Nearly 80 percent of supply chain leaders say their digital transformation has accelerated due to the pandemic, according to a new report released by MHI in collaboration with Deloitte.

As a result, investment in supply innovation over the next two years is expected to rise dramatically, according to the 2022 MHI Annual Industry Report, “Evolution to Revolution: Building the Supply Chains of Tomorrow.” The report provides new insights into trends and technologies that are transforming supply chains and the priorities of the people who run them.

The 2022 report, the ninth in a series of annual industry reports published by MHI and Deloitte, provides updates on the innovative technologies that have the most potential to transform supply chains, including projected adoption rates of the next five years for each of the 11 categories of technology covered in the report and an analysis of common barriers to adoption.

Disruption tops challenges

For the past nine years of the survey, hiring and retaining qualified workers was consistently the top supply chain challenge.

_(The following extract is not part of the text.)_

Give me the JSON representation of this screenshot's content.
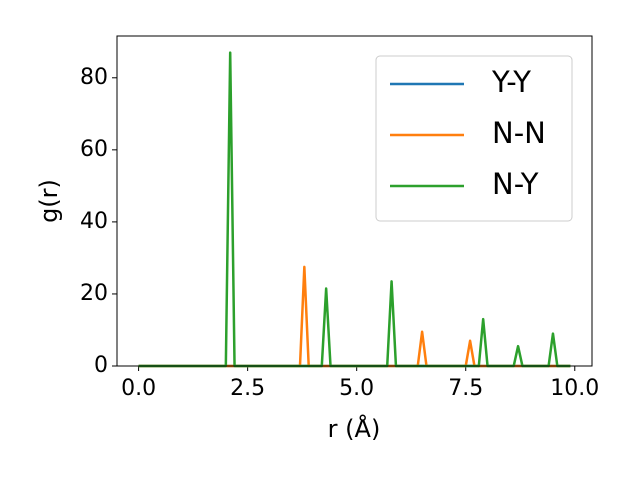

However, in this year’s survey supply chain disruptions and shortages rose to the top at 57 percent – presumably due to the ongoing effects of the global pandemic. Talent issues (54 percent) and customer demands (51 percent) remain top challenges but must now be addressed in the context of avoiding future supply chain disruptions.

This shortage is spurring companies to invest in technologies that not only improve agility and efficiency but also reduce the need for repetitive, manual labour. These investments create the kind of advanced technology environment that results in more rewarding supply chain jobs that appeal to today’s top talent.

This could provide a new path to retraining current employees and attracting new talent – creating a more modern, capable workforce that can quickly adapt and adjust to changes in the technology and market landscape.

Lack of business case

Company leaders understand at a theoretical level that their supply chains could greatly benefit from investing in innovation, but potential gains often take a back seat to short-term profit targets and concerns over the cost associated with new technology and the threat of disruption to day-to-day operations. For the first time since the inception of the MHI Annual Industry Report, ‘lack of a clear business case to justify the investment’ was cited as the leading barrier to adoption for all 11 technologies in the report.

“Supply chain leaders have never been in a better position to drive impactful and lasting change for the industry,” said John Paxton, CEO of MHI.

“With the white-hot media spotlight chronicling the after-effects of the pandemic, the importance of supply chain is finally coming into focus in boardrooms across the world.”